Seale, who heads technical sales and marketing at Cobra UK, recalls the time an aerospace executive looked at his concept for low-cost, lightweight plastic airliner seats and said: "Gary, there are no lay-bys in the sky." Seale's convenient retort was a NASA study praising the performance of plastic structural components in the Space Shuttle.

Or, there was the time an aerospace engineer tried to impress the car man with the fact that automotive designs were all well and fine, but aircraft seatbelts were crash tested to 16g. Really, thought Seale? We work to 35g...


And so began a two-and-a-half-year push to diversify out of a suffering automotive market that has Cobra - which supplies auto makers with products such as load floors, restraint netting, sunblinds, interior lighting and sound-damping materials - in reach of a deal to supply seats for an unnamed Russian regional jetliner.

Working closely with a UK airline and riding on UK Department for Trade and Industry-supported trips to last year's Hamburg aircraft interiors exhibition and, subsequently, the MAKS Moscow air show, Welshpool-based Cobra learned a lot about what aerospace customers want. And that, says Seale, is to slash weight, with one prospective Russian customer outlining his top three requirements as "low mass" - and "low mass" and "low mass".

Aircraft seating
 © Cobra UK
Sitting pretty: automotive thinking, new materials and just 6.6kg

On that score, Seale is confident that Cobra can deliver a game-changing solution. By recognising that a traditional aircraft seat's trim accounts for 40% of its mass, and that on short- to medium-haul flights comfort is less critical than on long-haul routes, Cobra employed automotive concepts of combining decorative and structural elements to devise a carbon-polymer hybrid seat which weighs in at a scant 6.6kg (14.5lb), including seatbelts, arm rests and tray table. The design is also slim, enhancing legroom.

Again employing automotive design concepts, the seat also features fewer parts and an assembly time of just 15min. Although Cobra's target is the Airbus A320 and Boeing 737 single-aisle market, Seale says he has had it calculated that the retrofittable seat would save a 757 operator £880,000 ($1.43 million) a year in fuel burn for a 235-seat configuration. A leasing deal is being worked out on the seats and Seale is eyeing a "huge" potential market, with 2 million seats flying on Airbus and Boeing single-aisles.
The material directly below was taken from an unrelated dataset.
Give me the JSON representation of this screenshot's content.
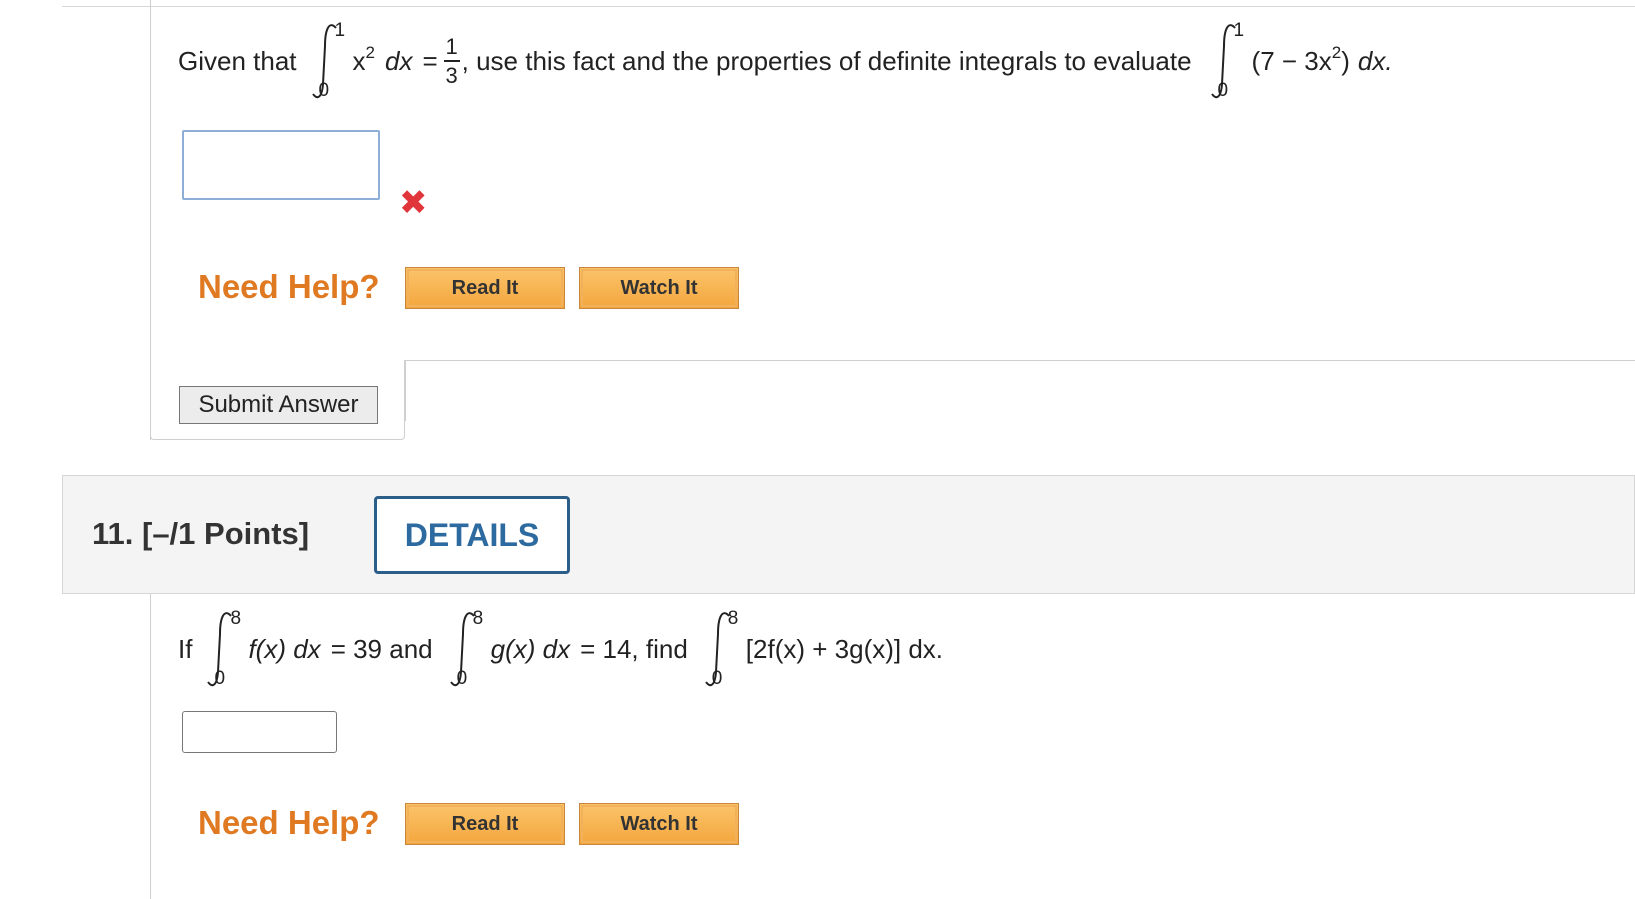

He also readily admits that "we've got to get something in the air". Certification poses risks, as testing authorities do not have much historical data on hybrid materials, but Seale is confident a 20g crash test scheduled for this week will vindicate the design and he hopes to have some seats flying on a test basis with Cobra's UK airline partner in 2011.

A Russian deal could involve Cobra supplying the seats - which would demand investment in manufacturing capability - or kits, or, possibly, local manufacture in Russia.

Looking forward, Seale reckons some automotive thinking can open the way to products in many other aircraft component sectors, ranging from toilet seats to overhead bins and "other fancy stuff". Seale points to cabin lighting, where cars are moving beyond the LEDs that aircraft have yet to introduce. When it comes to technology and design, says Seale, "a lot of the aviation industry is still stuck in 1960".


As an industrial firm, the key to success - and survival - for Cobra is collaboration. Seale describes the company as small but good at communicating with its suppliers: "They have good ideas." One example is the tray table for Cobra's lightweight seat, which was designed to collapse rather than break when overloaded. That idea, says Seale, came from a supplier who also works with rail carriage makers.

Cobra ultimately formed a consortium of seven small, local manufacturers called Cobra AS (Aircraft Systems), to pool expertise to tackle this new, for them, market. The group, says Seale, is an effective cluster of small-to-medium enterprises of the sort that are now the "backbone of the British economy". "The big guys are gone," Seale says.